"New beginning" as lawmakers ring in new session
OLYMPIA, Wash. — Washington lawmakers convened their 2005 session today, embarking on what Gov.-elect Christine Gregoire optimistically called "a new beginning" but facing an immediate war of words over the still-unsettled gubernatorial election.
Gavels fell in the ornate House and Senate chambers at noon.
Gregoire and outgoing Gov. Gary Locke helped dedicate and reopen the Capitol after a nearly $120 million face-lift that followed the 2001 Nisqually earthquake.
Lawmakers also prepared for an earthquake of a different kind _ the continuing furor over Democrat Gregoire's ultra-close election. Senate Republicans planned to sound off about the election, demanding a delay in certifying Gregoire's victory over their old colleague, Dino Rossi.
Republicans also want a statewide revote.
The GOP planned to bring the certification question to a vote on Tuesday, one day before Gregoire's scheduled inauguration as Washington's 22nd governor, only the second woman to hold that distinction.
Gregoire attended today's grand reopening festivities for the Capitol.
"It's like a new beginning," she said in an interview. "We have a new set of state leaders. ... It's fitting that we should get into the Capitol now. I'm very enthused by it. It's a great signal for the future."
The state Supreme Court also was inaugurating its new term, swearing in newly elected Justice James Johnson and re-elected Justices Barbara Madsen and Richard Sanders.
The court will eventually take up the election challenge filed by Rossi and the Republicans. The Chelan County Superior Court will hold a hearing on Friday to set the procedures for hearing the case as quickly as possible.
Nearly 10 weeks after voters thought they were electing a new governor, the contest between Gregoire and Rossi still rages in the courtrooms, the marble halls of Olympia and the airwaves of talk radio.
Although the courts probably will be the final arbiter, as in the Bush versus Gore presidential election of 2000, the Legislature has been brought into the middle of it.
The House and Senate will battle at a joint session Tuesday around the arcane question of whether Gregoire should be awarded a certificate of election that makes it all legal.
It should turn into a mostly symbolic moment for Republicans to vent and for majority Democrats to carry the torch for Gregoire. The Senate is expected to vote first, sustaining Gregoire by the narrowest possible margin, 25-24, since Democrat Tim Sheldon, a conservative who favors Rossi and wants a revote, is likely to vote with the Republicans.
The House is expected to follow suit in sustaining Gregoire.
Even if the vote is predictable, the rhetoric is expected to be heated on both sides. House Majority Leader Lynn Kessler, D-Hoquiam, and Sen. Darlene Fairley, D-Lake Forest Park, both wryly referred to this as a food fight in the normally decorous Legislature.
"We're all kind of cringing, waiting until Tuesday gets over with," Fairley says. "The bottom line is a revote ain't going to happen. The House and Senate are solid D."

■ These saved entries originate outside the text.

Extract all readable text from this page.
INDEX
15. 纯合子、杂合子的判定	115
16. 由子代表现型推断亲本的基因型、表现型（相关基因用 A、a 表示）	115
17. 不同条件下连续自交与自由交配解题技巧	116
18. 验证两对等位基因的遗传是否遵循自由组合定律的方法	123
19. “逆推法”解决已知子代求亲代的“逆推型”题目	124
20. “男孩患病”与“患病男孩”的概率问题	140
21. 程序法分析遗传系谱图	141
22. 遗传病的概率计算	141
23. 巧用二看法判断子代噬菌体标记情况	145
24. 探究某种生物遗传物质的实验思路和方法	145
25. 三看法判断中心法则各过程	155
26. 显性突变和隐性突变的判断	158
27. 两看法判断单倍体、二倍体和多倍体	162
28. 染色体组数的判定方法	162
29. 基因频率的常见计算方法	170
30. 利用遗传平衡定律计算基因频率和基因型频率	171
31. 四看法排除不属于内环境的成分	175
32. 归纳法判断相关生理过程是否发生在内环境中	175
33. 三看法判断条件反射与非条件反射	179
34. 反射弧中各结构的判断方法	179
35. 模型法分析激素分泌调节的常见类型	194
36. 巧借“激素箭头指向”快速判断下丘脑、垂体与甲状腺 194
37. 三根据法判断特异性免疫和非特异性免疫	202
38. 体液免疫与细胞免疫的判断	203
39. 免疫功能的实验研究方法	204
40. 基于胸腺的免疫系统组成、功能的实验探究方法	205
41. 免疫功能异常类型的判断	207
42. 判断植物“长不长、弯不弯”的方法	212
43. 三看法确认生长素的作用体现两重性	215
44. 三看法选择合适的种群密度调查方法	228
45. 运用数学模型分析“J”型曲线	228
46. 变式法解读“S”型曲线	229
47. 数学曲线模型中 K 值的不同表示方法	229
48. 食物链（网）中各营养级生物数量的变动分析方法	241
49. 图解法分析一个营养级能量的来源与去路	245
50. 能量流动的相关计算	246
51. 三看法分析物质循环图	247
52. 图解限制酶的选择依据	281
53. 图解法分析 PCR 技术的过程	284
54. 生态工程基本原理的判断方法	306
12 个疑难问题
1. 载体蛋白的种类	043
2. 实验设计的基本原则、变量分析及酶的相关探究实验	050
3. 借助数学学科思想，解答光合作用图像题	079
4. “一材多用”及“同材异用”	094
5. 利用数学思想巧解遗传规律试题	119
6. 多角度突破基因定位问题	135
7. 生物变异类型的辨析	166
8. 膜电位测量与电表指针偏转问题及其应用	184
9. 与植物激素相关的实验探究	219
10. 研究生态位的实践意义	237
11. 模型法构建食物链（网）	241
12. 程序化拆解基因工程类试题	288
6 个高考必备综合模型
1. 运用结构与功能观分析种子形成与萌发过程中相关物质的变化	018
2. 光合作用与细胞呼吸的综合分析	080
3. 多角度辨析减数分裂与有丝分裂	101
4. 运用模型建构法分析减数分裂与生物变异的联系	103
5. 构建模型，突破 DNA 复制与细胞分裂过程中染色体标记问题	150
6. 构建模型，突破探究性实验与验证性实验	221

Minority Republican leaders in both chambers, Sen. Bill Finkbeiner of Kirkland and Rep. Bruce Chandler of Granger, say the passionately held beliefs will be stated respectfully, if forcefully.
Some Republicans are talking about a walkout or boycott of the inauguration.
Rossi and the GOP are filing an election "contest" in Chelan County half a state away, asking that the results be set aside and a new election ordered. Rossi's requests for legislative authorization of a revote have fallen on deaf ears.
A group called revotewa.com has collected 150,000 petition signatures in cyberspace in favor of a rerun.
Meanwhile, Gregoire is preparing to take office.
"I know it's an emotional time," she said Friday. "I know it's a tough time. I respect that. I understand that and we'll have to go through the process. But in the end we are all public servants and we owe it to the citizens of the state of Washington to ... set our partisanship aside, our emotions and our hard feelings and move forward on behalf of the citizens of the state."
Rossi said a majority of voters tell pollsters they want to vote over.
"There's a cloud over the governorship right now," he said Friday.
The clash over the governor's mansion, the closest finish in state history, has catapulted the long-simmering issue of election reform to the forefront. Secretary of State Sam Reed and lawmakers from both parties are working on a package to improve the system.
Ideas include standardizing how provisional and absentee ballots are handled, adopting an earlier primary, and requiring vote-by-mail ballots to be postmarked by Friday before Election Day.
As usual, the 105-day regular session starting today will be dominated by budget and tax concerns.
The state faces a projected revenue shortfall of at least $1.6 billion — a figure that presumes legislators resume financing for education initiatives and approve pay hikes for state workers, all largely frozen in the recent recession. It also includes more money for higher education and pension obligations, as well as major increases for health care and other services.